30 september 2021
De thuiszorg staat voor je klaar. Maar wat als je ’s nachts hulp nodig hebt? Dan is er het mobielnachtzorgteam van Zuidzorg. In Zuidoost Brabant komen ze naar cliënten toe voor zorg die niet tot de volgende ochtend kan wachten. Een afwisselende baan in het donker.
Ze werken altijd in het donker, Sonja Hoeks en Ingrid Gerlings. De verpleegkundige en verzorgende binnen het mobielnachtzorgteam van thuiszorgorganisatie Zuidzorg komen naar cliënten toe wanneer zij tussen 23.00 en 7.00 uur hulp nodig hebben. “De thuiszorg van overdag nemen wij ‘s nachts over”, zegt Sonja. “Alleen gaat het bij ons niet om vaste zorg, maar om noodsituaties. Denk aan een stomalekkage, een val, medicijnen die gespoten moeten worden, problemen met de katheter, of een wond die opengaat.
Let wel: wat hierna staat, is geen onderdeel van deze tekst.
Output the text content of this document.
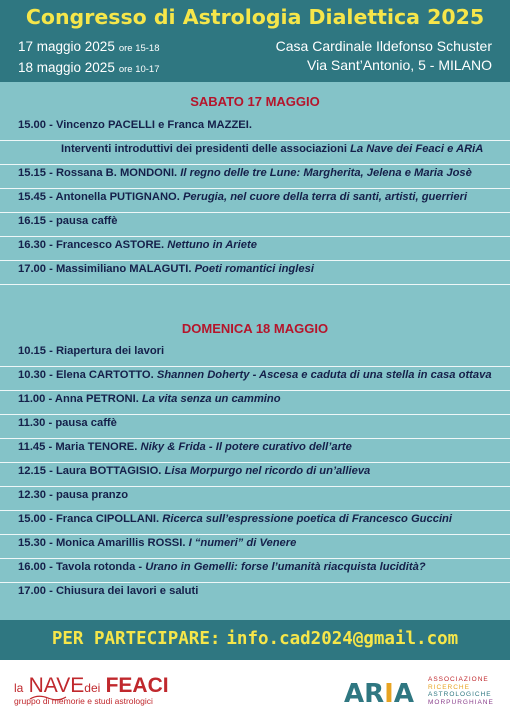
Congresso di Astrologia Dialettica 2025
17 maggio 2025 ore 15-18
18 maggio 2025 ore 10-17
Casa Cardinale Ildefonso Schuster
Via Sant’Antonio, 5 - MILANO
SABATO 17 MAGGIO
15.00 - Vincenzo PACELLI e Franca MAZZEI.
Interventi introduttivi dei presidenti delle associazioni La Nave dei Feaci e ARiA
15.15 - Rossana B. MONDONI. Il regno delle tre Lune: Margherita, Jelena e Maria Josè
15.45 - Antonella PUTIGNANO. Perugia, nel cuore della terra di santi, artisti, guerrieri
16.15 - pausa caffè
16.30 - Francesco ASTORE. Nettuno in Ariete
17.00 - Massimiliano MALAGUTI. Poeti romantici inglesi
DOMENICA 18 MAGGIO
10.15 - Riapertura dei lavori
10.30 - Elena CARTOTTO. Shannen Doherty - Ascesa e caduta di una stella in casa ottava
11.00 - Anna PETRONI. La vita senza un cammino
11.30 - pausa caffè
11.45 - Maria TENORE. Niky & Frida - Il potere curativo dell’arte
12.15 - Laura BOTTAGISIO. Lisa Morpurgo nel ricordo di un’allieva
12.30 - pausa pranzo
15.00 - Franca CIPOLLANI. Ricerca sull’espressione poetica di Francesco Guccini
15.30 - Monica Amarillis ROSSI. I “numeri” di Venere
16.00 - Tavola rotonda - Urano in Gemelli: forse l’umanità riacquista lucidità?
17.00 - Chiusura dei lavori e saluti
PER PARTECIPARE: info.cad2024@gmail.com
la NAVEdei FEACI
gruppo di memorie e studi astrologici	ARIA ASSOCIAZIONE
RICERCHE
ASTROLOGICHE
MORPURGHIANE
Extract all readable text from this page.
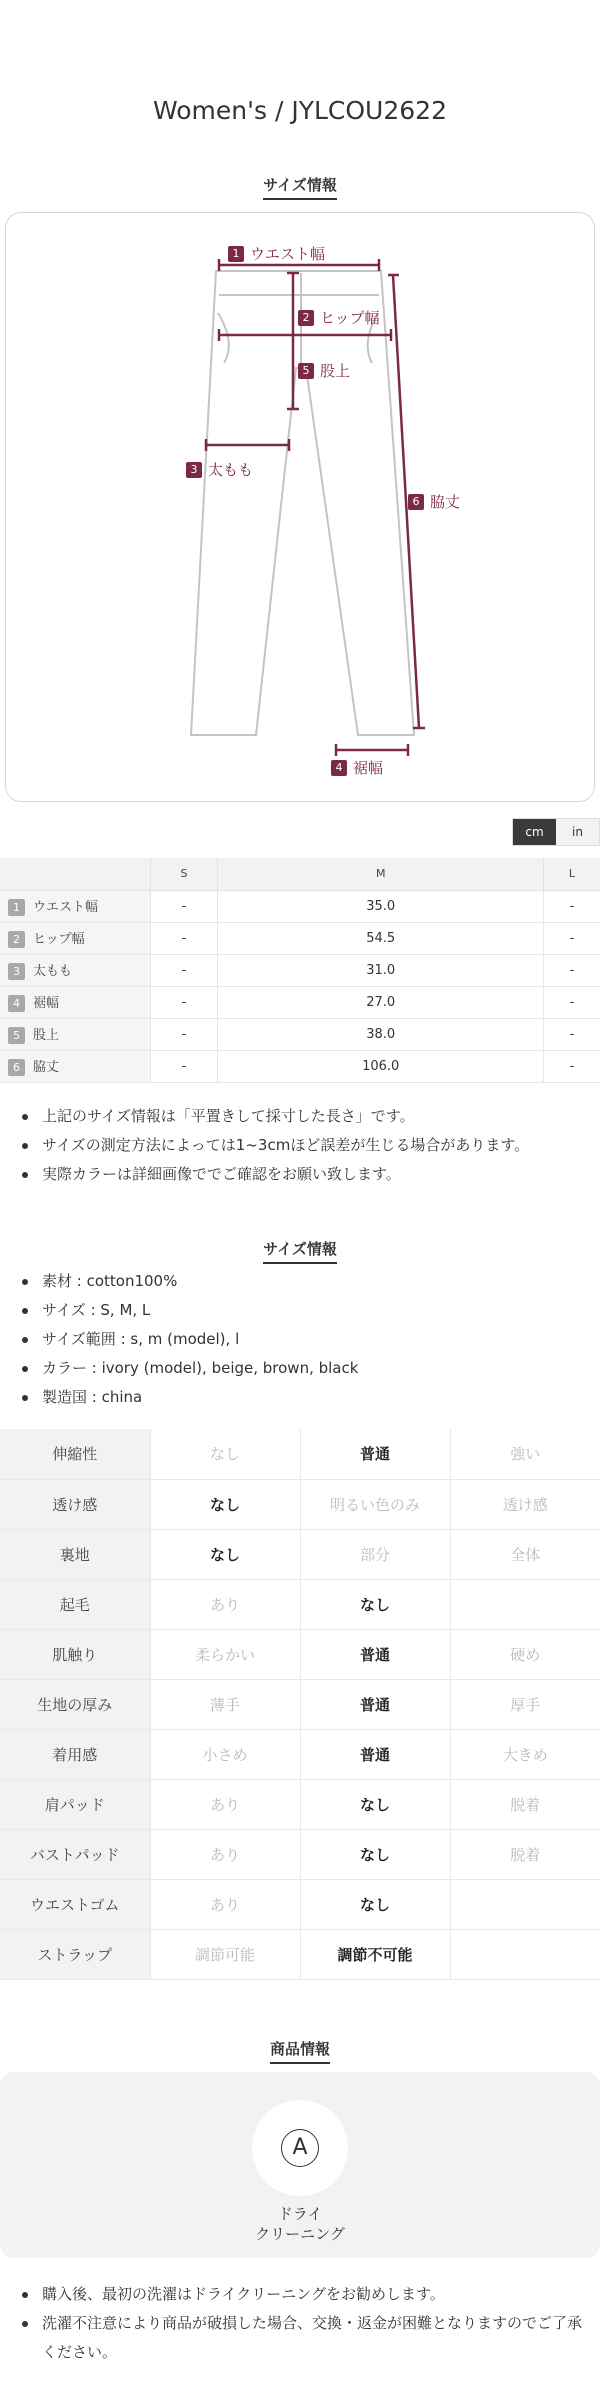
Women's / JYLCOU2622
サイズ情報
1 ウエスト幅
2 ヒップ幅
5 股上
3 太もも
6 脇丈
4 裾幅
cm	in
	S	M	L
1 ウエスト幅	-	35.0	-
2 ヒップ幅	-	54.5	-
3 太もも	-	31.0	-
4 裾幅	-	27.0	-
5 股上	-	38.0	-
6 脇丈	-	106.0	-
上記のサイズ情報は「平置きして採寸した長さ」です。
サイズの測定方法によっては1~3cmほど誤差が生じる場合があります。
実際カラーは詳細画像ででご確認をお願い致します。
サイズ情報
素材 : cotton100%
サイズ : S, M, L
サイズ範囲 : s, m (model), l
カラー : ivory (model), beige, brown, black
製造国 : china
伸縮性	なし	普通	強い
透け感	なし	明るい色のみ	透け感
裏地	なし	部分	全体
起毛	あり	なし	
肌触り	柔らかい	普通	硬め
生地の厚み	薄手	普通	厚手
着用感	小さめ	普通	大きめ
肩パッド	あり	なし	脱着
バストパッド	あり	なし	脱着
ウエストゴム	あり	なし	
ストラップ	調節可能	調節不可能	
商品情報
A
ドライ
クリーニング
購入後、最初の洗濯はドライクリーニングをお勧めします。
洗濯不注意により商品が破損した場合、交換・返金が困難となりますのでご了承ください。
Zorg die niet tot de volgende ochtend kan wachten, zeg maar.”
Meldingen
Sonja en Ingrid werken in een team van zes verpleegkundigen en drie verzorgenden, waarvan er drie per nacht dienst hebben. Mensen die zijn aangesloten bij een thuiszorgorganisatie, kunnen een speciaal nummer bellen als ze na 23.00 uur hulp nodig hebben. Dit zijn niet alleen cliënten van Zuidzorg zelf; het team voert de nachtzorg ook uit voor andere thuiszorgorganisaties in de regio. En de huisartsenposten van Eindhoven en Veldhoven weten het mobielnachtzorgteam te vinden voor zorgvragen waar de huisarts niet direct zelf heen hoeft, zoals het plaatsen van een katheter. Maar de meeste meldingen komen van mensen met een alarm. Via een centrale komt de melding bij de verpleegkundigen terecht. “Soms weten we van tevoren niet wat er aan de hand is”, vertelt Sonja. “Als mensen boven zijn en het alarmkastje staat beneden, is voor de centrale niet te horen waarom ze op het knopje hebben gedrukt. Dus dat betekent meestal snel schakelen wanneer we ergens zijn. Het komt wel eens voor dat mensen rustig liggen te slapen. Dan hebben ze per ongeluk op het knopje geduwd.”
Afwisselend
Negen van de tien keer zijn de meldingen terecht en springt het mobielnachtzorgteam in de auto. Met best een groot werkgebied in Zuidoost Brabant leggen ze heel wat kilometers af. “Mijn laatste nacht was 174 kilometer”, illustreert Sonja. “En dat voor drie bezoekjes.” Hoeveel zorgvragen er in een nacht komen, is wisselend. “Soms zijn het er twintig op een nacht, soms twintig in een week”, zegt Ingrid. “Juist dat onvoorspelbare maakt het werk leuk; je weet van tevoren nooit wat je die nacht kunt verwachten.” Zo stond Ingrid pas nog met de politie, brandweer én ambulance bij iemand voor de deur omdat de sleutels niet klopten. “Het was een hele toestand om de deur bij de centrale ingang én bij het appartement open te krijgen. Eenmaal binnen had de cliënt inmiddels zo’n ernstige bloeding dat hij gelijk met de ambulance mee moest. Dat zijn uitdagende situaties waarbij je op je eigen kennis en kunde bent aangewezen om het zo goed mogelijk op te lossen.”
Meerwaarde
Het contact met cliënten is in de nacht vluchtiger dan overdag. “Het gaat vaak om een eenmalig moment”, zegt Ingrid. “Je bouwt niet echt een band op. Maar soms zitten we toch om 3 uur ’s nachts met iemand aan een kopje thee.” Cliënten zijn vaak dankbaar dat er zelfs in de kleine uurtjes zorg is. Sonja: “Geregeld excuseren mensen zich. ‘Sorry, hebben we je nu wakker gemaakt?’, zeggen ze dan. Nergens voor nodig natuurlijk. Wij zijn hoe dan ook aan het werk en mensen hebben dat alarm niet voor niets.” Sonja en Ingrid zien het juist als een dankbare taak mensen ook ’s nachts te kunnen helpen. “Dankzij deze dienst kunnen veel mensen langer thuis blijven wonen. Waardevol toch? Daar dragen we graag aan bij.”